# Best custom T-shirt printing company?



## Muffinking

I've used Spreadshirt, Zazzle and other companies but i've yet to find one that prints on fitted tees like the Anvil 980 fitted tee or tees from companies like Bay Island sportswear


----------



## Daniel Slatkin

Have you contacted any of them and asked if they can add that style of item into their line?


----------



## Solmu

Print Mojo are a little different (they're not print on demand), but they have a good garment range. CafePress (and probably a bunch of the others) do print on fitted tees, in the form of American Apparel.


----------



## Rodney

Muffinking said:


> I've used Spreadshirt, Zazzle and other companies but i've yet to find one that prints on fitted tees like the Anvil 980 fitted tee or tees from companies like Bay Island sportswear


Are you looking to get custom t-shirts made or do you need the full package of fulfillment where they setup a store for you so you can sell online?

Your title "best custom t-shirt company" is a bit different from your post "which company will print on Anvil fitted or Bay Island Sportswear" 

If you need custom t-shirts, most any local screen printer should be able to source those brands for you.

If you need a "print on demand" fulfillment place, it may be harder to find one that stocks those specific tees.


----------



## Muffinking

thanks for the replies guys.

I was looking for a company that would "print on demand" personal designs of mine and spreadshirt/cafepress seem like the best choices for that. It's really too bad there are few online printing sites that give you the ability to "print all over" without buying a large quantity of the product. Most sites limit the space on which you can print designs on a shirt. I just wish there was an easier way rather than doing it yourself.


----------



## Rodney

> It's really too bad there are few online printing sites that give you the ability to "print all over" without buying a large quantity of the product.


It's because that printing method doesn't work for "printing on demand". Too much setup involved to make it cost effective for the printer or the t-shirt seller to do one at a time.

You may find a DTG operator that has a machine like a TJET Jumbo or another DTG machine that can do larger prints that may not have the slick online interfaces as cafepress/zazzle who may be able to work with you on a one on one basis to do something similar. 

Either way, it's just a fact of the business that those type prints come at a premium, and although it seems like every major brand is doing it, it's not as easy as they make it look. A lot of time and investment goes into that type of printing, and not all designs work that way.



> Most sites limit the space on which you can print designs on a shirt


You make it sound like they are intentionally holding you back  It's just a limitation of the machines. If they could do an all over print on demand, I'm sure they would do it.

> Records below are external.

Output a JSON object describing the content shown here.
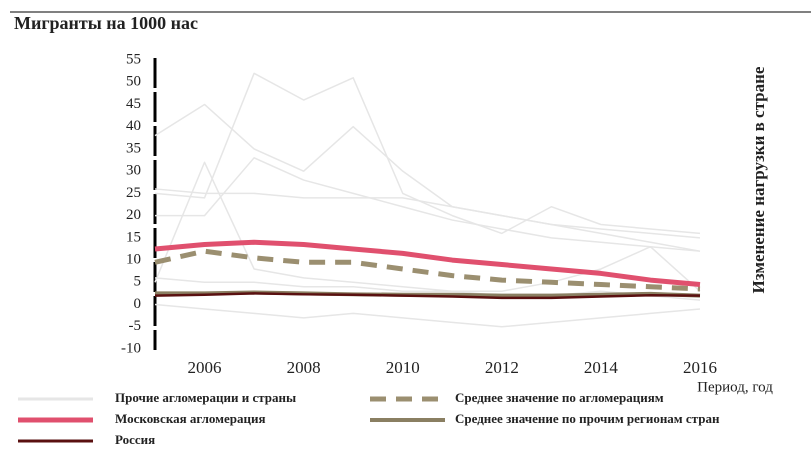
{
  "chart_data": {
    "type": "line",
    "title": "Мигранты на 1000 нас",
    "y2_label": "Изменение нагрузки в стране",
    "x_label": "Период, год",
    "x": [
      2005,
      2006,
      2007,
      2008,
      2009,
      2010,
      2011,
      2012,
      2013,
      2014,
      2015,
      2016
    ],
    "xlim": [
      2005,
      2016
    ],
    "xticks": [
      2006,
      2008,
      2010,
      2012,
      2014,
      2016
    ],
    "ylim": [
      -10,
      55
    ],
    "yticks": [
      -10,
      -5,
      0,
      5,
      10,
      15,
      20,
      25,
      30,
      35,
      40,
      45,
      50,
      55
    ],
    "series": [
      {
        "name": "Прочие агломерации и страны",
        "color": "#e6e6e6",
        "width": 1.5,
        "dash": false,
        "values": [
          [
            38,
            45,
            35,
            30,
            40,
            30,
            22,
            20,
            18,
            17,
            16,
            15
          ],
          [
            25,
            24,
            52,
            46,
            51,
            25,
            20,
            16,
            22,
            18,
            17,
            16
          ],
          [
            20,
            20,
            33,
            28,
            25,
            22,
            19,
            17,
            15,
            14,
            13,
            12
          ],
          [
            5,
            32,
            8,
            6,
            5,
            4,
            3,
            2,
            2,
            3,
            2,
            1
          ],
          [
            26,
            25,
            25,
            24,
            24,
            24,
            22,
            20,
            18,
            16,
            14,
            12
          ],
          [
            0,
            -1,
            -2,
            -3,
            -2,
            -3,
            -4,
            -5,
            -4,
            -3,
            -2,
            -1
          ],
          [
            6,
            5,
            5,
            4,
            4,
            3,
            3,
            3,
            5,
            8,
            13,
            3
          ]
        ]
      },
      {
        "name": "Среднее значение по агломерациям",
        "color": "#9b8f70",
        "width": 5,
        "dash": true,
        "values": [
          9.5,
          12,
          10.5,
          9.5,
          9.5,
          8,
          6.5,
          5.5,
          5,
          4.5,
          4,
          3.5
        ]
      },
      {
        "name": "Московская агломерация",
        "color": "#e0506e",
        "width": 5,
        "dash": false,
        "values": [
          12.5,
          13.5,
          14,
          13.5,
          12.5,
          11.5,
          10,
          9,
          8,
          7,
          5.5,
          4.5
        ]
      },
      {
        "name": "Среднее значение по прочим регионам стран",
        "color": "#8a7f62",
        "width": 4,
        "dash": false,
        "values": [
          2.5,
          2.5,
          2.7,
          2.5,
          2.3,
          2.2,
          2.2,
          2.0,
          2.0,
          2.2,
          2.4,
          2.0
        ]
      },
      {
        "name": "Россия",
        "color": "#5a1010",
        "width": 2.5,
        "dash": false,
        "values": [
          2,
          2.2,
          2.5,
          2.3,
          2.2,
          2.0,
          1.8,
          1.5,
          1.5,
          1.8,
          2.1,
          2.0
        ]
      }
    ]
  }
}
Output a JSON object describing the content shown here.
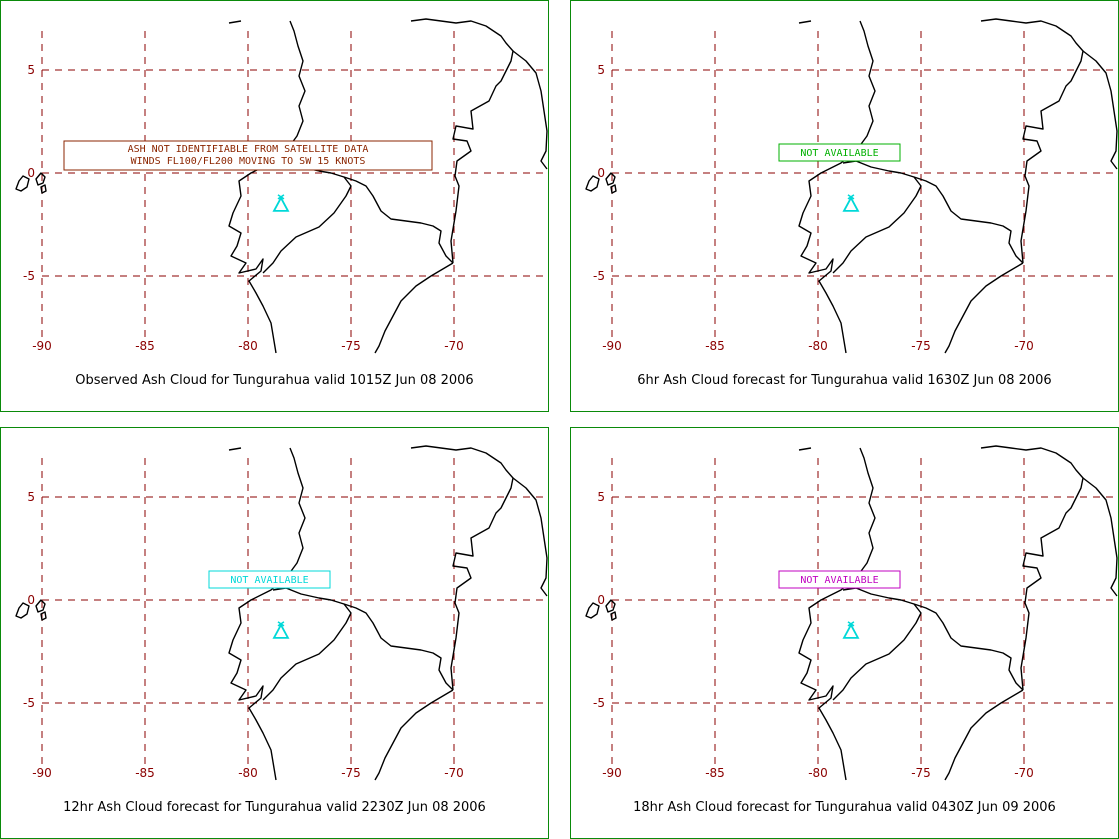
{
  "colors": {
    "border": "#0a8a0a",
    "grid": "#8b0000",
    "coast": "#000000",
    "volcano": "#00d8d8"
  },
  "axes": {
    "lon_labels": [
      "-90",
      "-85",
      "-80",
      "-75",
      "-70"
    ],
    "lat_labels": [
      "5",
      "0",
      "-5"
    ]
  },
  "volcano": {
    "icon": "volcano-triangle-icon",
    "lon": -78.4,
    "lat": -1.5
  },
  "panels": [
    {
      "caption": "Observed Ash Cloud for Tungurahua valid 1015Z Jun 08 2006",
      "notice_lines": [
        "ASH NOT IDENTIFIABLE FROM SATELLITE DATA",
        "WINDS FL100/FL200 MOVING TO SW 15 KNOTS"
      ],
      "notice_color": "#8b2500"
    },
    {
      "caption": "6hr Ash Cloud forecast for Tungurahua valid 1630Z Jun 08 2006",
      "notice_lines": [
        "NOT AVAILABLE"
      ],
      "notice_color": "#00b000"
    },
    {
      "caption": "12hr Ash Cloud forecast for Tungurahua valid 2230Z Jun 08 2006",
      "notice_lines": [
        "NOT AVAILABLE"
      ],
      "notice_color": "#00d8d8"
    },
    {
      "caption": "18hr Ash Cloud forecast for Tungurahua valid 0430Z Jun 09 2006",
      "notice_lines": [
        "NOT AVAILABLE"
      ],
      "notice_color": "#c000c0"
    }
  ]
}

All over prints are usually done with screen printing, and even then, only a handful of screen printers have made the costly investment in the specialty equipment that does those type of prints. With any screen printing job, there are minimum orders, and with this type of all over printing, the minimum orders are even higher because the process is much more complicated than just a "regular" t-shirt print.

Just trying to give you a better overview of what's involved  Hope it helps some.


----------